Over the next few months I will post from time to time on this topic from a law firm practice management perspective and in relation to important rules and decisions on the issue. Today focuses on California (with lessons for all of course).
Before 2010 it was not clear when, if ever, a conflicted lawyer could be screened in California for purposes of avoiding disqualification. In the last few months California lawyers received the first substantive discussion on the issue of screening by a California federal court since Kirk v. First American Title Ins. Co., 183 Cal. App. 4th 776 (2010) (which found a screen appropriately used by class action defendant firm although one the firm lawyer had, prior to joining the firm, received confidential information from plaintiffs' class counsel).

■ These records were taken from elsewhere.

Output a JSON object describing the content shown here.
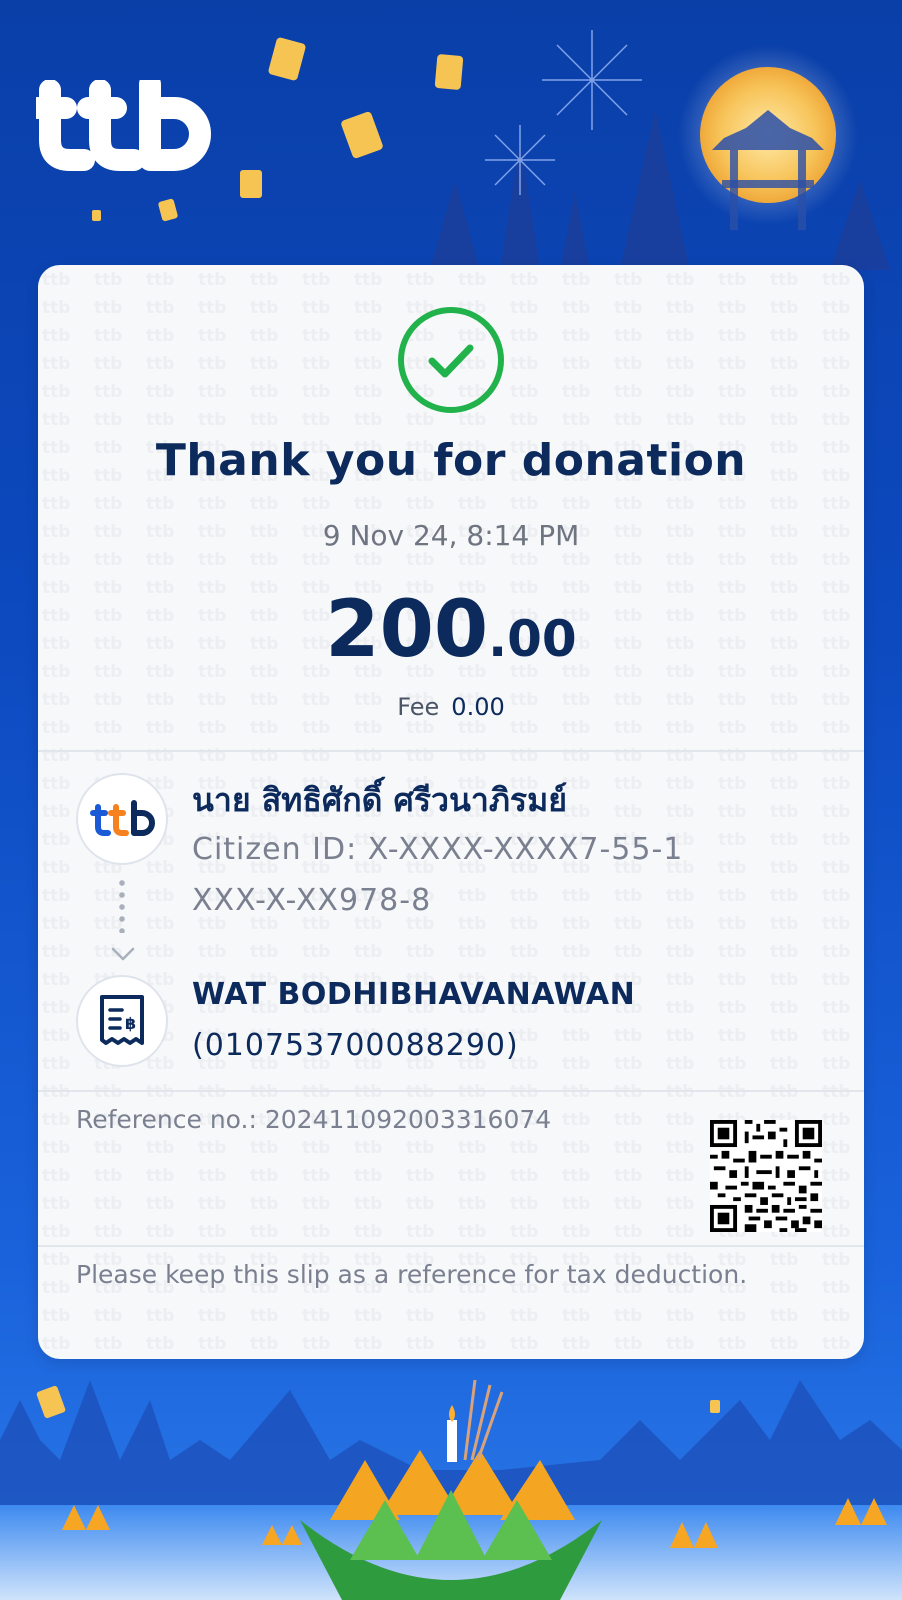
{
  "brand": {
    "logo_text": "ttb",
    "logo_icon": "ttb-logo"
  },
  "receipt": {
    "status_icon": "check-circle-icon",
    "title": "Thank you for donation",
    "datetime": "9 Nov 24, 8:14 PM",
    "amount_integer": "200",
    "amount_decimal": ".00",
    "fee_label": "Fee",
    "fee_value": "0.00"
  },
  "sender": {
    "bank_icon": "ttb-bank-icon",
    "name": "นาย สิทธิศักดิ์ ศรีวนาภิรมย์",
    "citizen_id": "Citizen ID: X-XXXX-XXXX7-55-1",
    "account": "XXX-X-XX978-8"
  },
  "recipient": {
    "icon": "donation-receipt-icon",
    "name": "WAT BODHIBHAVANAWAN",
    "id": "(010753700088290)"
  },
  "reference": {
    "label": "Reference no.: 20241109200331607​4",
    "qr_icon": "qr-code-icon"
  },
  "note": "Please keep this slip as a reference for tax deduction.",
  "colors": {
    "background": "#0d4ac0",
    "navy_text": "#0c2a5c",
    "success_green": "#22b24c",
    "brand_orange": "#f5821f",
    "brand_blue": "#1a5ad6"
  }
}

After Kirk, California declined to adopt a screening rule in a proposed version of Model Rule 1.10, choosing instead to let screening issues be resolved through case law.
In Openwave Systems, Inc. v. Myriad France S.A.S., Slip Copy, 2011 WL 1225978 (N.D. Cal. 2011) U.S. District Court for the Northern District of California applied Kirk and denied a motion to disqualify because, inter alia, the conflicted lawyer had been effectively screened.
The case is notable 1) because federal courts are not technically bound to apply state law on the issue of disqualification, and 2) unlike Kirk, the situation involved a more standard former-client conflict that arose from a lawyer switching firms.
More on this case, and this topic, to follow.